Elie Benamozegh est un rabbin, kabbaliste et philosophe italien du XIXe siècle (Livourne, - ).

Biographie[modifier | modifier le code]

Né à Livourne de parents, Abraham et Clara, natifs de Fès. Orphelin à l'âge de quatre ans, il entre précocement à l'école où il est instruit en sciences élémentaires, ainsi qu'en hébreu, en anglais et en français, langue pour laquelle il se révèle particulièrement doué[1]. Il se consacre ensuite à l'étude, et la réconciliation de la philosophie avec la théologie.
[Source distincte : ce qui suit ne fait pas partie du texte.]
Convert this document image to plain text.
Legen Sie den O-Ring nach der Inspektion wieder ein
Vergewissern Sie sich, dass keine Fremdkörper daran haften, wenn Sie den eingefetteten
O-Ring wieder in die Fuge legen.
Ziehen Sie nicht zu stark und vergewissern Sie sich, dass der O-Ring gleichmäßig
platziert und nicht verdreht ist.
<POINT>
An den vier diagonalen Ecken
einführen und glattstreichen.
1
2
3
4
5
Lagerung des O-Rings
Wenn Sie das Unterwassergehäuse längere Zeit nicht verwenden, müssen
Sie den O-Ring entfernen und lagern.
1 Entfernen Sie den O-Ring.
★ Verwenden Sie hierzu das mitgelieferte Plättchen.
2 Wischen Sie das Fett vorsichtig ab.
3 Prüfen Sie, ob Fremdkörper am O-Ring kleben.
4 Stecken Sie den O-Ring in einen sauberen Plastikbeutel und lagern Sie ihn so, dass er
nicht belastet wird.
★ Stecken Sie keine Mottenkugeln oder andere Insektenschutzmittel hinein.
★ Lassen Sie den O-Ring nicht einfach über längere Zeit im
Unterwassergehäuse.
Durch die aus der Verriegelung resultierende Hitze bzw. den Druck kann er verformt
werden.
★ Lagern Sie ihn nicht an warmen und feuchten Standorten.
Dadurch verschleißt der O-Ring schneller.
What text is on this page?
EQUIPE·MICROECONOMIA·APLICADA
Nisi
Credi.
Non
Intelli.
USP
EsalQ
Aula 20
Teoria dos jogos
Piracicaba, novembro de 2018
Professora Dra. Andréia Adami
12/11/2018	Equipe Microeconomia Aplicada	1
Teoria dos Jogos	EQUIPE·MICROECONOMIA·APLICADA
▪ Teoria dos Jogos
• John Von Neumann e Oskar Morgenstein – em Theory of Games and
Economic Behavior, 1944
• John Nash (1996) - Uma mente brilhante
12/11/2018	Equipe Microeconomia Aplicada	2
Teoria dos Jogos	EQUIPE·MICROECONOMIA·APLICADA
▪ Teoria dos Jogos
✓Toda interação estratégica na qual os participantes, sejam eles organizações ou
À l'âge de 25 ans, il commence une carrière commerciale, sacrifiant tous ses loisirs à l'étude. « Dans sa jeunesse, il se cachait parmi les balles de coton de l’entrepôt où il travaillait comme magasinier pour lire Spinoza[2]. » Sa passion pour la science et sa vie religieuse active le mènent cependant rapidement à délaisser son métier. Il publie alors des articles scientifiques et apologétiques, où se révèlent un profond attachement à la religion juive, ainsi qu'un esprit libéral et ouvert. Au nom de la défense de la tradition, il entreprend de réhabiliter la Kabbale[3], considérée alors avec le plus grand dédain.

Il est ultérieurement nommé rabbin et professeur de théologie à l'école rabbinique de Livourne, continuant à mettre sa plume au service du judaïsme jusqu'à sa mort.

Thèses[modifier | modifier le code]

Dans son livre, Israël et l'humanité, il prône le mosaïsme pour la communauté juive et le nohaisme pour l'ensemble de l'humanité[4].

Selon le point de vue juif le plus orthodoxe, Benamozegh considère les membres des peuples de l’humanité comme les enfants de Dieu. Israël est selon lui investi d'une mission sacerdotale au sein de ceux-ci qui sont ses frères. La position de Benamozegh est que le noachisme est la véritable religion de l’humanité. « La constitution d'une religion universelle est le but final du judaïsme » (Israël et l'Humanité, Rééd. Albin Michel 1980, p. 28)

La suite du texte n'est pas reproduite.